The present invention relates to a recycling automatic document feeder (RADF) for use with a copier or similar image recording apparatus and, more particularly, to a document feeding method practicable with an RADF.
An automatic document feeder (ADF) capable of automatically feeding documents one by one to a recording position of a copier or similar image recording apparatus is extensively used today. The ADF is often implemented as an RADF which automatically feeds documents stacked on a table thereof one by one to an exposing position on a glass platen of a copier and returns each of them after they have undergone illumination to the table, i.e., the top of the stack remaining on the table. It is a common practice with the RADF to use a single drive source in driving two independent means, i.e., means for pulling out the documents from the stack one at a time and means for transporting the document to the glass platen of the copier. This is to promote the miniaturization of the RADF. A document feeding method practicable with such an RADF returns a document having been illuminated at the exposing position to the table at the same time as it feeds the next document from the table.

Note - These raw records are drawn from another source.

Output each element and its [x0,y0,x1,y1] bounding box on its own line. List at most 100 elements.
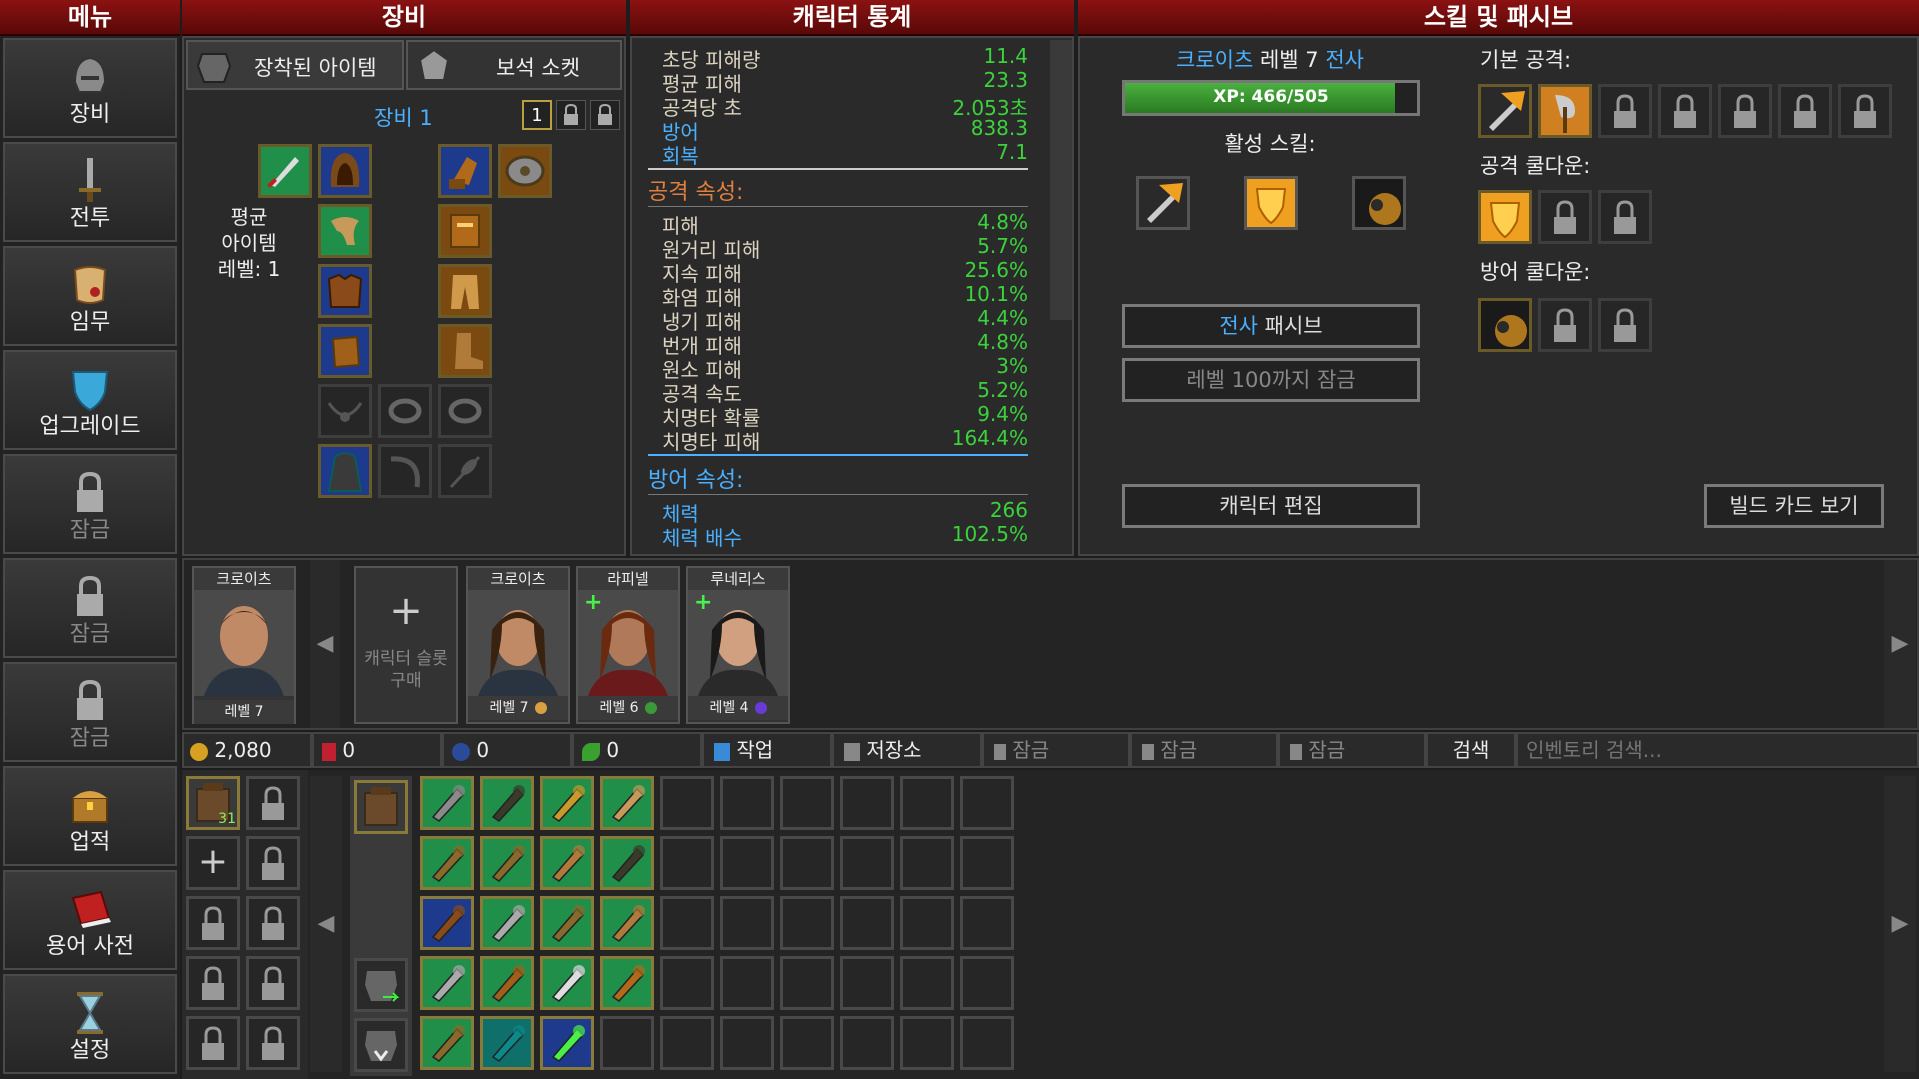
roster-character-card[interactable]: 크로이츠 레벨 7 [466,566,570,724]
active-skill-3[interactable] [1352,176,1406,230]
inventory-item[interactable] [420,776,474,830]
inventory-item[interactable] [480,896,534,950]
inventory-empty-slot[interactable] [960,956,1014,1010]
inventory-empty-slot[interactable] [780,1016,834,1070]
slot-amulet[interactable] [318,384,372,438]
inventory-item[interactable] [420,836,474,890]
slot-trinket-2[interactable] [438,444,492,498]
slot-ring-2[interactable] [438,384,492,438]
inventory-empty-slot[interactable] [960,1016,1014,1070]
basic-attack-slot-1[interactable] [1478,84,1532,138]
inventory-empty-slot[interactable] [720,956,774,1010]
roster-character-card[interactable]: 라피넬 + 레벨 6 [576,566,680,724]
stats-scrollbar[interactable] [1050,40,1072,320]
inventory-empty-slot[interactable] [840,956,894,1010]
inventory-empty-slot[interactable] [720,836,774,890]
inventory-item[interactable] [540,896,594,950]
edit-character-button[interactable]: 캐릭터 편집 [1122,484,1420,528]
bag-slot-1[interactable]: 31 [186,776,240,830]
equip-set-1-button[interactable]: 1 [522,100,552,130]
inventory-item[interactable] [540,956,594,1010]
slot-belt[interactable] [438,204,492,258]
inventory-item[interactable] [540,836,594,890]
inventory-empty-slot[interactable] [900,956,954,1010]
nav-upgrade[interactable]: 업그레이드 [3,350,177,450]
inventory-next-arrow[interactable]: ▶ [1884,776,1916,1072]
slot-chest[interactable] [318,264,372,318]
nav-combat[interactable]: 전투 [3,142,177,242]
inventory-empty-slot[interactable] [780,956,834,1010]
active-character-card[interactable]: 크로이츠 레벨 7 [192,566,296,724]
active-skill-1[interactable] [1136,176,1190,230]
equip-backpack-slot[interactable] [354,780,408,834]
inventory-item[interactable] [420,896,474,950]
inventory-empty-slot[interactable] [900,836,954,890]
inventory-empty-slot[interactable] [660,956,714,1010]
inventory-item[interactable] [600,836,654,890]
nav-settings[interactable]: 설정 [3,974,177,1074]
inventory-prev-arrow[interactable]: ◀ [310,776,342,1072]
inventory-empty-slot[interactable] [900,896,954,950]
defense-cooldown-slot-1[interactable] [1478,298,1532,352]
inventory-empty-slot[interactable] [780,836,834,890]
inventory-empty-slot[interactable] [660,896,714,950]
inventory-item[interactable] [480,776,534,830]
view-build-card-button[interactable]: 빌드 카드 보기 [1704,484,1884,528]
inventory-item[interactable] [540,776,594,830]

The problem with the conventional automatic document feeding method is that two or more documents cannot be fed by a single document feeding operation and, therefore, the interval between the successive documents is relatively long, resulting in low transport efficiency. Such a method, therefore, obstructs an increase in the operating speed of the RADF. To implement a high-speed RADF, the timings for feeding and returning a document may be changed on the basis of the size of the document so as to reduce the interval between successive documents. Further, the last document to be returned may be discharged to the table almost simultaneously with the immediately preceding document. These schemes, however, bring about another problem that since the interval between the last and immediately preceding documents is short, the last document is apt to contact the preceding document to be thereby bent or caused to get under the immediately preceding document.